Was wollen die Angesprochenen sehen? Allein über diese Frage könnten wir ohne Probleme ein ganzes Interview führen. Ich versuche mich kurz zu fassen. Angewendet auf unser Kernmarkt, IT-Software / SaaS, blicken Käuferinnen und Käufer

  • zum einen selbstverständlich auf die Qualität der technischen Lösungen.
  • Wie tief sind die verkauften Lösungen in die Geschäftsprozesse der Kundengruppe integriert?
  • Wie leicht ist es die Lösung durch eine Alternativlösung zu ersetzen? Und hier liegt der Fokus nicht auf „wie lange ist der Kunde vertraglich gebunden“ sondern wie schwer ist es, wie lange dauert es und wieviel kostet es eine Alternativlösung so zu implementieren, dass sie mindestens den gleichen Nutzen liefert wie die eigene Lösung?
  • Und ist die Fähigkeit und das Potenzial diese Marktposition in attraktive finanzielle KPIs umzumünzen entscheidend, mündend unter anderem den Fragen: Wie gut ist die Sichtbarkeit zukünftiger Geschäfte? Wie hoch ist der Anteil der wiederkehrenden Umsätze? Wie ist die EBITDA-Marge?

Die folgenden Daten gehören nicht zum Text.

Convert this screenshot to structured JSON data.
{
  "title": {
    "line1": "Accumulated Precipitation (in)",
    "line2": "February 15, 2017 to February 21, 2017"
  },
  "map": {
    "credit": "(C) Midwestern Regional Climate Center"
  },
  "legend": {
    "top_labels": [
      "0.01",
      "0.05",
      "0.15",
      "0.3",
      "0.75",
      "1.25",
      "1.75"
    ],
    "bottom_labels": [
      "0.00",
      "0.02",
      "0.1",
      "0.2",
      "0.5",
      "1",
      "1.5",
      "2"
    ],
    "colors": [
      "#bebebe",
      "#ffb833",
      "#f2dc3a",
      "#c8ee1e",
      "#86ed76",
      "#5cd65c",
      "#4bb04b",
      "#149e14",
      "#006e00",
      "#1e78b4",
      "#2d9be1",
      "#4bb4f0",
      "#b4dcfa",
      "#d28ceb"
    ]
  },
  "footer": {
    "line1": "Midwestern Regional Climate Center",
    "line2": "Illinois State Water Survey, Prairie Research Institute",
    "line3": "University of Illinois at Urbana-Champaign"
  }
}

Wenn Verkäufer/innen auf diese Fragen sehr gute Antworten haben, werden sowohl strategische Investoren als auch Finanzinvestoren jetzt und auch in Zukunft reges Interesse an ihren Unternehmen zeigen.

Felix, vielen Dank für Deine spannenden Einblicke. Das legt die Frage nahe, ab wann ein Unternehmen bereit ist für eine Transaktion? Aber das lass uns ein andermal diskutieren. Ich danke Dir für Deine Zeit und freue mich darauf, das Gespräch bald weiterzuführen.